By Bob Hertzel
Times West Virginian
West Virginia University had never been to Iowa State before to play basketball. Fact is, the Mountaineers had never been to the state of Iowa to play basketball before Wednesday night’s visit, so they weren’t sure exactly what lie ahead.
Bob Huggins was. He’d coached there a couple of times at Cincinnati and a couple of times at Kansas State, and when it came time to offer a description of what lie ahead for his Mountaineers he knew what to say.
“This is definitely not a wine and cheese crowd,” he said.
And, as if the Cyclones weren’t revved up enough just by the game that was about to be played on a court where they had already won 16 straight games, Cy the Cardinal, their mascot, tossed in a shot from half court.
Here they were, throwing in half-court shots by their mascot against a team in West Virginia that has spent most of the season having big problems making so much as a layup, a team that suddenly found itself without the player who might have been its best shooter, freshman Terry Henderson.
Henderson wasn’t even in the state of Iowa for the game, having somehow suffered a lower back injury in practice on Tuesday and having been left behind out of caution.
“I don’t have any idea what happened,” Huggins said when asked to describe the injury. “I’m not sure he knows what happened. He was treated today; he felt good today; no sense him flying out here, trying to sleep on the plane, twisting and turning.”
So there you had it, West Virginia on the road without one of its best scorers against the highest-scoring team in the Big 12 conference.
Huggins put freshman Eron Harris in Henderson’s place, something that would turn into a move of genius even though his team could not overcome an 18-point deficit in losing, 69-67, with one of the most schizophrenic performance ever seen.
“We have to put someone on the floor who can make a shot. He’s shot as well as anyone has over the last four of five games,” Huggins explained of starting Harris.
But at first no one really could make a basket. Oh, the Mountaineers were in the Iowa State faces defensively and this team that averaged 82 points a game was held to 29 in the first half, but WVU couldn’t figure out a way to finish with the lead, somehow managing to miss all 10 of its 3-point shots.
That allowed you to say that at halftime the Iowa State mascot, Cy the Cardinal, had one more 3-point basket than the entire West Virginia team.
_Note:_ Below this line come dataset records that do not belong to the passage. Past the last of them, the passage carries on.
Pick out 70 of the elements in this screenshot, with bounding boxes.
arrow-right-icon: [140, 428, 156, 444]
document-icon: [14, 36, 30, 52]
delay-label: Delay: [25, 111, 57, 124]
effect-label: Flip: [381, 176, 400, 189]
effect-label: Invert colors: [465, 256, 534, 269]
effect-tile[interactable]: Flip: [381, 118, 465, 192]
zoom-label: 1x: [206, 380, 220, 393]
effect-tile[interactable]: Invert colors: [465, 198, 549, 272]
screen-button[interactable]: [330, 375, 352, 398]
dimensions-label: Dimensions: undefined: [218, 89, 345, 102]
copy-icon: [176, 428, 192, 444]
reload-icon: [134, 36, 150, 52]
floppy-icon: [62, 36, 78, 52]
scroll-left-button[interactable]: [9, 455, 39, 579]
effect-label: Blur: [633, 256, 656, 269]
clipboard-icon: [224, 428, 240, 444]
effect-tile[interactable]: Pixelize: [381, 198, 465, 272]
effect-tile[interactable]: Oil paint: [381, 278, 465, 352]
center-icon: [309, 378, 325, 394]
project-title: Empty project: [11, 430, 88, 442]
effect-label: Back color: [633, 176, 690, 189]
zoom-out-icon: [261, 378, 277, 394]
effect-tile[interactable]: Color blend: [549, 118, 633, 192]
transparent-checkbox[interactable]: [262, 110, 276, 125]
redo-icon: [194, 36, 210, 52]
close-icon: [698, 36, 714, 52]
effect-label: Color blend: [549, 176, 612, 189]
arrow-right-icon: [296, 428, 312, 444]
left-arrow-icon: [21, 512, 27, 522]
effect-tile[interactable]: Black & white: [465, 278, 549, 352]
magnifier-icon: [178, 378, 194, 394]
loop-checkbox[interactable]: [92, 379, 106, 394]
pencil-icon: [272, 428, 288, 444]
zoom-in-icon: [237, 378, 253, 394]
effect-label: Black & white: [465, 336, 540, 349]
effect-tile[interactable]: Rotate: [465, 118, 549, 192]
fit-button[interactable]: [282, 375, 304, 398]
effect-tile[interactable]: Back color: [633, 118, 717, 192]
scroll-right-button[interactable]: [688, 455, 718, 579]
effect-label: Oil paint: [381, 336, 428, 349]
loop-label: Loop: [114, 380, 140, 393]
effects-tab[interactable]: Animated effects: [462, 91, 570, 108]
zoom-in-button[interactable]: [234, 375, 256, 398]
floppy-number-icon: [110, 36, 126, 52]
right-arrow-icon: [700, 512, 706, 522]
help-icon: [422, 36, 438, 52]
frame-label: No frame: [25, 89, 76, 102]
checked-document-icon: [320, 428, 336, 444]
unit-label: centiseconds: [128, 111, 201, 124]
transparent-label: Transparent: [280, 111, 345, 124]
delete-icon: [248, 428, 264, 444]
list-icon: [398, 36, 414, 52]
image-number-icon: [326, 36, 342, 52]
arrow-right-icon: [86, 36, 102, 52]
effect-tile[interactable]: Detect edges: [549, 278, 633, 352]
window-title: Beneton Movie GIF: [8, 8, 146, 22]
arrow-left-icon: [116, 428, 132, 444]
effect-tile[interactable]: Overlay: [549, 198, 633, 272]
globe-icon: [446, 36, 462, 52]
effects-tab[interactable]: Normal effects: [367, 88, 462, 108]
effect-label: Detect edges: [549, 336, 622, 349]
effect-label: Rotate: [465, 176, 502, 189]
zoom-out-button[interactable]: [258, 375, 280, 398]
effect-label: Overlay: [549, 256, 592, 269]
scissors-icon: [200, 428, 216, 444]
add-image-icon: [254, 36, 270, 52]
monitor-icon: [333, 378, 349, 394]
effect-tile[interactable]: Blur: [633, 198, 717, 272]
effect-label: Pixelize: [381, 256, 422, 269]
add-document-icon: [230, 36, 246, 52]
And there was no halftime magic, either, for Jabarie Hinds launched a 3 out of the gate and WVU was 0-for-11 from beyond the arc, shooting as though the arc had been drawn in Des Moines rather than Ames. That streak would actually grow to 0-for-12 from 3, some of them so unsightly that ESPN2 almost had to bleep them out.
The deficit kept swelling as Huggins became more and more exasperated, his big players not doing anything. He finally said what the hell, put Matt Humphrey into the game, something he had seldom done, sent small with four guards and turned them loose.
They couldn’t do worse than that 0-for-12 start in 3-point shooting.
They made 9 of their next 12 3s, Harris making four, Humphrey 3 and Hinds 2 as they fought back to draw even at 67-67.
“Truth of the matter is this was a team built to play in the Big East, a big physical league. We just have to go small because that has not worked,” said Huggins.
What worked was those four guards, who brought them back and put them in a position to win until a basket by freshman Georges Niang on a nifty feed from Will Clyburn for his only assist of the game wiped out all the good feeling.
It didn’t help any that the officials missed what Huggins felt was a clear foul in the closing seconds before the winning basket, setting him off at game’s end.
“That was every bit as much a foul as the foul they called on us at the end of the Kansas State game,” Huggins said.
Again, though, he didn’t get the call and all those spectacular 3s, all the guts and the glory of the climb from 18 down, meant nothing at all.
“We’re two calls from being 3-1 in the league instead of 1-3,” Huggins said.